Per chi ha il windsurf nell’anima, vento fra i capelli, vela spiegata e scia sulle onde saranno la costante della vacanza. Anche nella vicina località Barrabisa. Mentre per i meno sportivi o per chi è alla ricerca di distensione, ecco giornate rilassanti e tramonti poetici, al riparo da venti.

La baia è molto frequentata. Ha un ampio parcheggio, adatto anche ai camper, e accessibile a diversamente abili. Grazie al basso fondale è adatta al gioco dei bambini. Potrai noleggiarvi ombrelloni e natanti. Immancabile anche una scuola di windsurf e vela. Bar, ristoranti, alberghi e camping sono immersi in calette rocciose riparate con attorno i colori e gli odori della macchia mediterranea, tratto caratterizzante della costa gallurese. Non perdere occasione per perlustrare tutti i 18 ettari del paradiso naturalistico dell’isola dei Gabbiani, e nelle vicinanze, non mancare la visita gli atri tesori di Palau: la bellezza indomabile di punta Sardegna, le fattezze esotiche di C​ala Trana​, la splendida Porto Faro e il monumento naturale della Roccia dell’Orso. Di fronte al tuo sguardo si aprirà il panorama offerto dalle isole dell’arcipelago della Maddalena.

Palau Vecchio

Il tratto finale della vecchia ferrovia segue per pochi metri la linea di costa, regalando una vista sul mare aperto, poi le rotaie oggi percorse dalla tratta turistica del Trenino Verde, proseguono il loro andamento affiancandosi alla pineta, a pochi passi dall’arenile. Qualche gradino più in basso si distende un ‘tappeto’ di sabbia dorata, incorniciato da una scenografica passeggiata e lambito da acque limpide. Palau Vecchio è un luogo che non si dimentica, un paesaggio da cartolina, incantevole e un po’ retrò, è il litorale al quale gli abitanti di Palau sono più affezionati e che più volte è stato premiato con la Bandiera Blu della Foundation for Environmental Education (Fee).
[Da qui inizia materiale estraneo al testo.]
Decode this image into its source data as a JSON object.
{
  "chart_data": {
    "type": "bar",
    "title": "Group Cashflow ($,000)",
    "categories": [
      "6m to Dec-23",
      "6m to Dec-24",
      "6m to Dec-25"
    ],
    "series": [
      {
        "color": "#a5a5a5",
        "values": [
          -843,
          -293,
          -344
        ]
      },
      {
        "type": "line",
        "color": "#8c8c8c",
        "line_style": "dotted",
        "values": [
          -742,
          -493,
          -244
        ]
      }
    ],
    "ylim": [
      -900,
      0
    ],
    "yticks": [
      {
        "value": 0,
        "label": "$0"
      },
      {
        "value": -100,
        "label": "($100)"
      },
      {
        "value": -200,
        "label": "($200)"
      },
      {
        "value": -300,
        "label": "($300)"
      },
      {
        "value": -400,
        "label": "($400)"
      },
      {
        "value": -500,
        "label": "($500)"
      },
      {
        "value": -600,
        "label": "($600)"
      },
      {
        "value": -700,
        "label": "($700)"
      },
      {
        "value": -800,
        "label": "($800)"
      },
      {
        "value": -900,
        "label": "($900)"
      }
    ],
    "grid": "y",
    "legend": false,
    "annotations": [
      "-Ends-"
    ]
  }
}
La spiaggia è ideale per le famiglie con bambini, grazie al basso fondale sabbioso e al riparo dalla calura pomeridiana garantito dalla pineta, mentre la trasparenza delle sue acque la rende una meta adatta agli appassionati di snorkeling. È accessibile ai diversamente abili, con una passerella in legno che conduce direttamente in acqua, nelle vicinanze, inoltre, ci sono bar e punti ristoro. Il panorama che ti si presenta davanti alla spiaggia è spettacolare: il mare dai riflessi tra verde smeraldo e azzurro all’orizzonte lascia spazio al profilo di Santo Stefano, e, dietro alle due isole maggiori del parco nazionale dell’arcipelago, La Maddalena e Caprera. Oltre la pineta, pochi passi ti condurranno alla spiaggia di Porto Faro, distesa lungo un’insenatura e dominata da un caratteristico faro. Qui la sabbia è bianca e fine e affiorano rocce granitiche rosa. Il verde mediterraneo arriva quasi a lambire il mare.
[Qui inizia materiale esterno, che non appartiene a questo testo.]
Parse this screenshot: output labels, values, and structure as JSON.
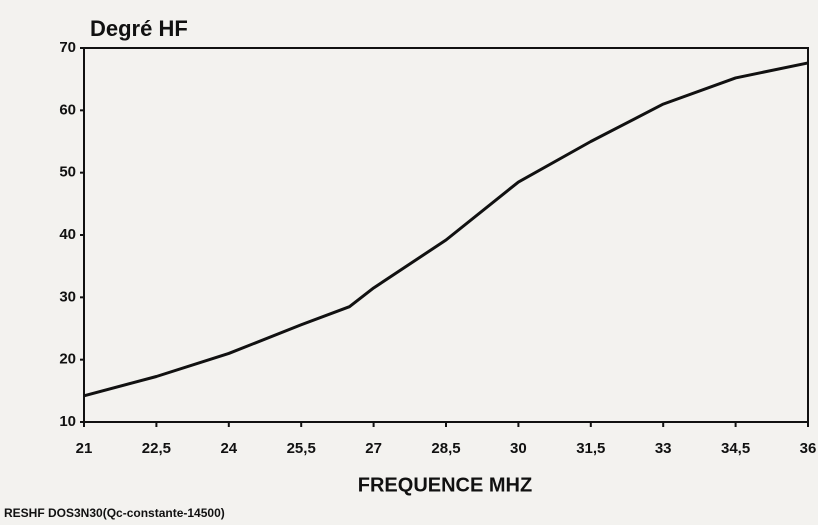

Palau Vecchio non è la sola spiaggia palaese a fregiarsi della Bandiera Blu: le fa compagnia l’Isolotto, piccola spiaggia accanto al porto turistico, con caratteristiche simili a Porto Faro: sabbia bianca e scogli affioranti, mare dalle tonalità cangianti.
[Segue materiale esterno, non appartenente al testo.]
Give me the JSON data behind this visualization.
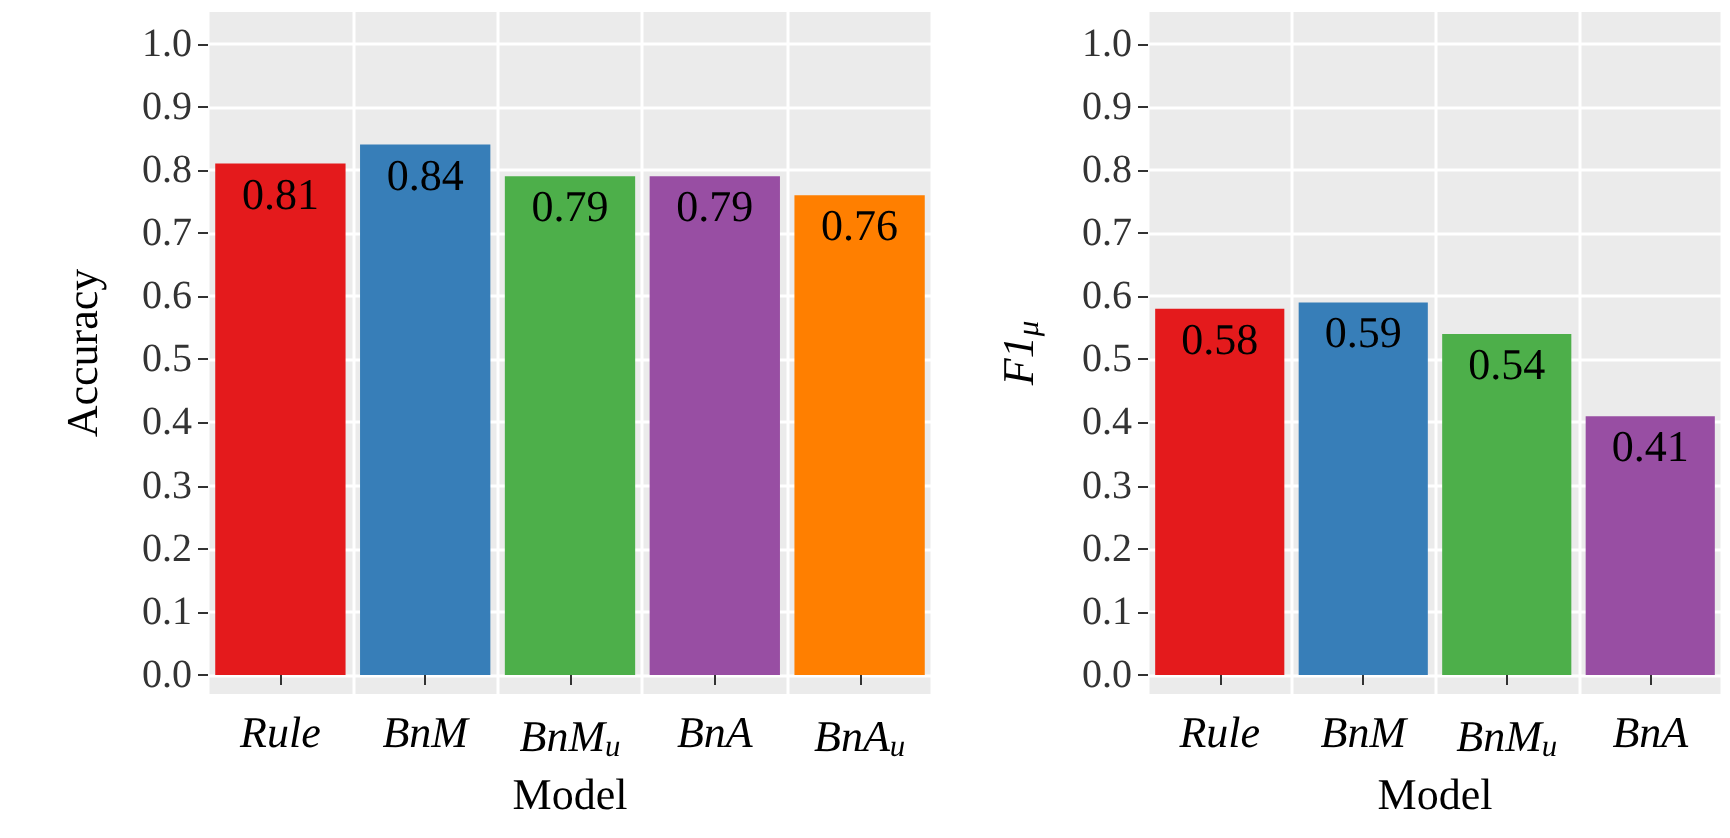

Pochi chilometri separano le spiagge cittadine dal simbolo di Palau, un monumento scolpito da un’artista d’eccezione, la Natura: è la Roccia dell’Orso, il cui capo è rivolto verso il mare e anticamente veniva usata come punto di riferimento dai marinai. Nella direzione opposta, a ovest dell’abitato, compaiono altre ‘perle’ del litorale palaese:Sciumara, caratterizzata da sabbia color crema, fitta macchia mediterranea e un mare azzurro intenso, e Porto Rafael, una delle prime borgate esclusivamente turistiche nate nel nord Sardegna, dove spiccano bianche casette sparse nel verde.